La Bustina Arrivava
Puntuale, senza
sbavature, preziosa, sempre sorprendente. Da qualche tempo con il titolo già
fatto. A conferma che Umberto Eco temeva certe forzature tipiche del
giornalismo, verso il quale esercitava libertà di critica (nel senso di Kant,
s’intende) e al quale rimproverava – con levità- sciatterie, superficialità,
spregiudicatezza nei giudizi. E una certa arroganza. Si rilegga “La smentita
della smentita” (1988), mirabile divagazione sul tema “se l’intervistato
smentisce e l’intervistatore smentisce la smentita”, immaginario scambio di
lettere tra Preciso Smentuccia e Aleteo Verità, giornalista. Lamenta lo
Smentuccia: “Nel corso della nostra breve intervista telefonica…non ho mai
detto che sto ingaggiando degli assassini per eliminare Giulio Cesare, bensì
sto incoraggiando l’assessore Filippi a eliminare il traffico in piazza Giulio
Cesare”. E replicava il Verità: “Prendo atto che il signor Smentuccia non
smentisce affatto che Giulio Cesare sia stato assassinato alle Idi di Marzo del
’44…Non è arrampicandosi sugli specchi che si può mettere il bavaglio alla
stampa”. Indimenticabile. Trent’anni fa, accettando di regalare a l’”Espresso”
una rubrica, Eco s’era preoccupato di chiarire che sarebbero stati poco più che
appunti “sull’ultimo libro letto, nell’intuizione che ci ha attraversato la
mente in autostrada mentre si frenava per non finire in coda a un Tir,
sull’essere e il nulla, sui passi celebri di Fred Astaire…” E però, rileggendo
le Bustine, si scopre che un filo robusto le lega. Intanto il metofo.

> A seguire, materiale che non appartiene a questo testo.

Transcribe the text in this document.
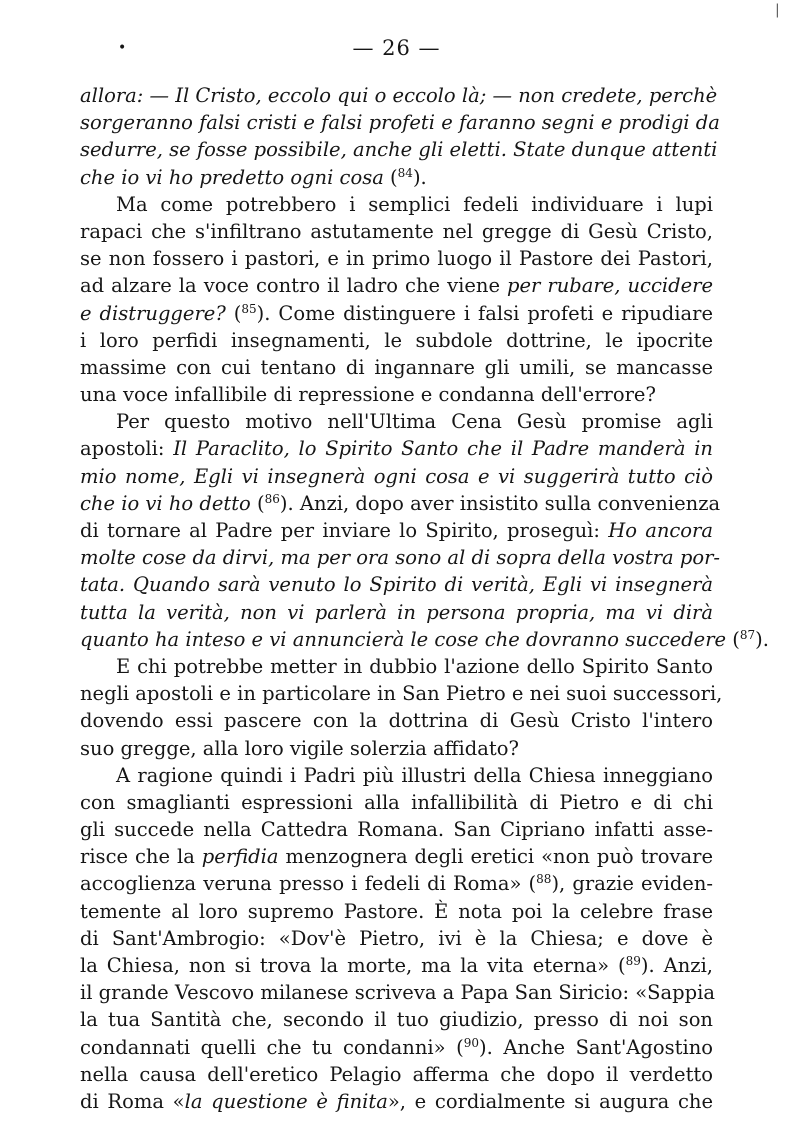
|
•	— 26 —
allora: — Il Cristo, eccolo qui o eccolo là; — non credete, perchè
sorgeranno falsi cristi e falsi profeti e faranno segni e prodigi da
sedurre, se fosse possibile, anche gli eletti. State dunque attenti
che io vi ho predetto ogni cosa ($^{84}$).
Ma come potrebbero i semplici fedeli individuare i lupi
rapaci che s'infiltrano astutamente nel gregge di Gesù Cristo,
se non fossero i pastori, e in primo luogo il Pastore dei Pastori,
ad alzare la voce contro il ladro che viene per rubare, uccidere
e distruggere? ($^{85}$). Come distinguere i falsi profeti e ripudiare
i loro perfidi insegnamenti, le subdole dottrine, le ipocrite
massime con cui tentano di ingannare gli umili, se mancasse
una voce infallibile di repressione e condanna dell'errore?
Per questo motivo nell'Ultima Cena Gesù promise agli
apostoli: Il Paraclito, lo Spirito Santo che il Padre manderà in
mio nome, Egli vi insegnerà ogni cosa e vi suggerirà tutto ciò
che io vi ho detto ($^{86}$). Anzi, dopo aver insistito sulla convenienza
di tornare al Padre per inviare lo Spirito, proseguì: Ho ancora
molte cose da dirvi, ma per ora sono al di sopra della vostra por-
tata. Quando sarà venuto lo Spirito di verità, Egli vi insegnerà
tutta la verità, non vi parlerà in persona propria, ma vi dirà
quanto ha inteso e vi annuncierà le cose che dovranno succedere ($^{87}$).
E chi potrebbe metter in dubbio l'azione dello Spirito Santo
negli apostoli e in particolare in San Pietro e nei suoi successori,
dovendo essi pascere con la dottrina di Gesù Cristo l'intero
suo gregge, alla loro vigile solerzia affidato?
A ragione quindi i Padri più illustri della Chiesa inneggiano
con smaglianti espressioni alla infallibilità di Pietro e di chi
gli succede nella Cattedra Romana. San Cipriano infatti asse-
risce che la perfidia menzognera degli eretici «non può trovare
accoglienza veruna presso i fedeli di Roma» ($^{88}$), grazie eviden-
temente al loro supremo Pastore. È nota poi la celebre frase
di Sant'Ambrogio: «Dov'è Pietro, ivi è la Chiesa; e dove è
la Chiesa, non si trova la morte, ma la vita eterna» ($^{89}$). Anzi,
il grande Vescovo milanese scriveva a Papa San Siricio: «Sappia
la tua Santità che, secondo il tuo giudizio, presso di noi son
condannati quelli che tu condanni» ($^{90}$). Anche Sant'Agostino
nella causa dell'eretico Pelagio afferma che dopo il verdetto
di Roma «la questione è finita», e cordialmente si augura che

Enigmistico, verrebbe da dire: anagrammi, giochi di parole, deduzioni logiche.
E animato da esaltazione del pensiero-contro, elogio dell’errore come casualità
della scoperta, fascino per i cattivi. (Franti, Hyde, “l’affabilità della
filibusta” rivelata da Stevenson, irritazione per il dilagare dell’attimino e del vadi, vadi (1990) o del telefonino
(2015). Grazie a una sconfinata cultura, i calembour gonfiavano le vele della
sua imbarcazione spingendola verso porti imprevisti. In fin dei conti, più di
ogni altra sua opera, è proprio la Bustina a mostrare l’unicità di Eco: la
capacità di affrontare ogni argomento con chiarezza, ironia, con la
“leggerezza” cara a Italo Calvino. Dimostrando che pur servendosi di semiotica
e filosofia si può parlare di tutto a
tutti, di Dante e di Mike Bongiorno. Perfino di politica, e senza alzare il
ditino. Come nel dialogo postelettorale tra l’Autore e il Bonga (1987), in cui
l’ospite riassume: “Ho capito: non conta quanti siano i voti che un partito ha
guadagnato, ma a quale minoranza vincente siano andati quelli che ha perso…”.
Forza del sorriso colto. Come nella memorabile bustina (1986) in cui si
immagina la risposta dei Grandi alla domanda “Come sta?”. Solo un assaggio:
Ungaretti: “Bene (a capo) grazie”; Robespierre: “C’è da perderci la testa”;
Casanova “Vengo”; Dracula: “Sono in vena”; Madame Curie: “Sono raggiante”;
Leopardi: “Sfotte?”; Paganno: “L’ho già detto”; Schliemann: “Sotto sotto,
bene”; Nievo: “Le dirò, da piccolo…”; Spielger: “Bene, E.T.?”; Lucrezia Borgia:
“Prima beve qualcosa?”.Insomma, grande lezione di vita e di stile: mai
prendersi troppo sul serio. E mettere sempre la virgola prima del “ma”.